Do you sometimes find that, in the middle of an otherwise ordinary day, there are little moments of near perfection? Today's little moment came about through lassitude. Idly clicking through my inbox to avoid doing any of the many things on my list I'd prefer not to do, I opened a link to the Toast blog. Did you know they had a blog? News to me. But it's surprisingly interesting, and rather lovely. On it, I discovered a little video of Maria Bosch working in her studio. It's silent, which was what made the whole perfect moment.. perfect. At the time I was listening to one of my favourite pieces, Arvo Pärt's Spiegel im Spiegel. The rain was falling heavily and audibly through the trees and tapping gently on the windows. It synched gently with the sublime melancholy of Pärt's music and provided the perfect soundtrack to the engrossing dexterity of Bosch's hands working the clay.

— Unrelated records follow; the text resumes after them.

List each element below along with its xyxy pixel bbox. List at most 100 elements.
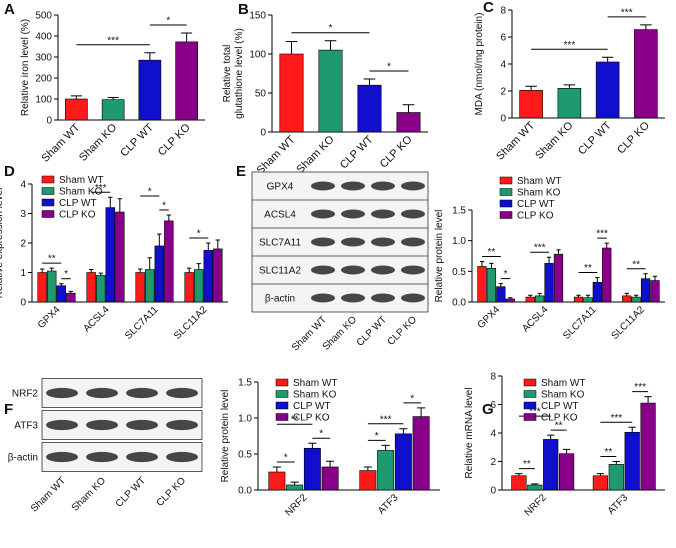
bar xyxy=(631,296,641,303)
significance-label: *** xyxy=(610,413,622,424)
bar xyxy=(527,484,543,491)
error-bar xyxy=(479,261,485,267)
blot-row-label: SLC11A2 xyxy=(259,266,302,277)
bar xyxy=(573,296,584,303)
error-bar xyxy=(399,428,408,434)
bar xyxy=(56,285,66,303)
y-tick-label: 0.0 xyxy=(452,298,466,309)
x-tick-label: Sham WT xyxy=(255,133,298,176)
y-tick-label: 2 xyxy=(490,457,496,468)
blot-row-label: GPX4 xyxy=(267,182,294,193)
blot-band xyxy=(371,181,395,191)
y-tick-label: 0 xyxy=(46,116,52,127)
x-tick-label: CLP KO xyxy=(378,133,415,170)
error-bar xyxy=(285,41,298,54)
bar-chart: 0 100 200 300 400 500 Relative iron level (%) S… xyxy=(20,11,205,165)
blot-band xyxy=(86,451,118,463)
panel-label: D xyxy=(4,163,15,180)
error-bar xyxy=(137,268,143,273)
x-tick-label: GPX4 xyxy=(36,304,63,331)
blot-band xyxy=(311,181,335,191)
significance-label: * xyxy=(197,229,201,240)
y-tick-label: 100 xyxy=(249,50,266,61)
legend-swatch xyxy=(499,188,513,196)
blot-frame xyxy=(251,171,429,313)
bar xyxy=(154,245,164,303)
legend-swatch xyxy=(41,175,55,184)
legend-label: Sham WT xyxy=(541,378,585,389)
x-tick-label: SLC11A2 xyxy=(609,304,647,342)
x-tick-label: SLC11A2 xyxy=(172,304,210,342)
blot-band xyxy=(311,265,335,275)
x-tick-label: Sham KO xyxy=(294,133,337,176)
y-tick-label: 400 xyxy=(35,32,52,43)
legend-swatch xyxy=(275,413,289,421)
x-tick-label: ACSL4 xyxy=(81,304,111,334)
y-axis-label: glutathione level (%) xyxy=(234,28,245,119)
error-bar xyxy=(59,283,64,286)
legend-label: CLP KO xyxy=(541,413,578,424)
bar xyxy=(640,278,651,303)
bar xyxy=(608,464,624,491)
error-bar xyxy=(363,78,376,86)
panel-label: F xyxy=(4,401,13,418)
blot-band xyxy=(371,265,395,275)
legend-label: Sham WT xyxy=(293,378,337,389)
bar xyxy=(592,282,602,303)
y-tick-label: 1.0 xyxy=(238,414,252,425)
error-bar xyxy=(381,444,390,451)
x-tick-label: CLP WT xyxy=(338,133,376,171)
bar xyxy=(138,59,162,121)
significance-label: *** xyxy=(534,243,546,254)
significance-label: * xyxy=(166,16,170,27)
bar-chart: 0 1 2 3 4 Relative expression level GPX4 ACSL4 S… xyxy=(0,175,228,342)
bar xyxy=(66,292,76,303)
bar xyxy=(286,484,304,491)
y-tick-label: 2 xyxy=(20,239,26,250)
blot-band xyxy=(341,237,365,247)
error-bar xyxy=(628,426,636,433)
significance-label: ** xyxy=(555,421,563,432)
bar xyxy=(557,88,582,119)
y-tick-label: 300 xyxy=(35,53,52,64)
error-bar xyxy=(546,256,552,264)
x-tick-label: ATF3 xyxy=(606,492,631,517)
error-bar xyxy=(166,214,172,221)
bar xyxy=(321,466,339,491)
significance-label: *** xyxy=(564,40,576,51)
bar xyxy=(359,470,377,491)
x-tick-label: CLP WT xyxy=(576,119,614,157)
blot-band xyxy=(371,237,395,247)
significance-label: ** xyxy=(291,415,299,426)
lane-label: CLP WT xyxy=(355,314,389,348)
legend-swatch xyxy=(41,210,55,218)
y-tick-label: 4 xyxy=(490,429,496,440)
x-tick-label: ATF3 xyxy=(376,492,401,517)
bar xyxy=(101,99,125,121)
y-axis-label: MDA (nmol/mg protein) xyxy=(474,13,485,116)
error-bar xyxy=(308,442,317,449)
y-tick-label: 6 xyxy=(490,400,496,411)
x-tick-label: CLP KO xyxy=(156,121,193,158)
bar xyxy=(553,253,564,303)
legend-label: CLP KO xyxy=(59,210,96,221)
x-tick-label: SLC7A11 xyxy=(561,304,599,342)
bar xyxy=(203,250,213,303)
blot-band xyxy=(166,419,198,431)
blot-band xyxy=(401,209,425,219)
error-bar xyxy=(39,268,45,273)
legend-label: CLP WT xyxy=(293,401,331,412)
y-axis-label: Relative protein level xyxy=(220,390,231,483)
blot-band xyxy=(341,181,365,191)
error-bar xyxy=(206,242,211,251)
bar xyxy=(394,433,412,491)
bar xyxy=(184,272,194,303)
legend-label: Sham KO xyxy=(293,390,337,401)
y-axis-label: Relative total xyxy=(222,45,233,103)
legend-label: CLP KO xyxy=(293,413,330,424)
bar-chart: 0.0 0.5 1.0 1.5 Relative protein level NRF2 AT… xyxy=(220,378,440,519)
y-tick-label: 0 xyxy=(260,128,266,139)
error-bar xyxy=(508,297,513,299)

Desperate, suddenly, to shape something myself and with my old block of clay lying neglected, poorly wrapped and hard as stone in the shed, I hurled myself at the only thing to hand; a block of white air-dry clay in the craft cupboard. With no aim in mind I formed a few tiny little bowls similar to some we've unearthed in our garden, simply by pressing out the shape with my fingers. They were too hastily made to be lovely and I think we'll gift them back to the garden, but I may try and make some with a little more care. Now to find myself a pottery course. I hope you've had a perfect little moment today.

Sunday
Jun052011

helpless

Listening absent-mindedly to the online repeat of Desert Island Discs with Floyd's Roger Waters, I was startled to hear Neil Young's Helpless. I'm afraid I was lost then and heard little else as my mind wandered. Very little throws me so quickly to a particular time and place as music - or poetry.

Poetry is a private passion, known only to those who know me really very well. Robert Lowell is one of the first poets I read through choice and treasured more because I first discovered him in my father's own, annotated copies. I read everything I could of his, and all the books about him. I tracked down old vinyl recordings and painstakingly recorded them onto cassettes (remember those?). Hearing his voice for the first time shocked me utterly, it was so counter to the impression I'd formed.  But now, oh joyful interweb, people are putting poetry onto YouTube.

So, glass of wine in hand and vegetables roasting I can listen to Lowell, reading one of his later poems. And reminisce.

 

Thursday
May122011

nostalgia

Sometimes I'm caught out by a photo or a letter that slips out of a 'strictly in the past' album shelved out of reach amidst a tangle of gift bags that accumulate dustily. Today it was music. Two tracks that shuffled next to each other and sent me back to another lifetime. And the clouds gathered over my house and, for a while, the rain fell in bursts. Actually, not metaphorically. Weather and music combined synchronistically to induce a rush of nostalgia that took my breath away.

Now the sun's out again and I have a school cake sale to attend and swimming to cheer on, and risotto ingredients to buy and prepare. And life continues on.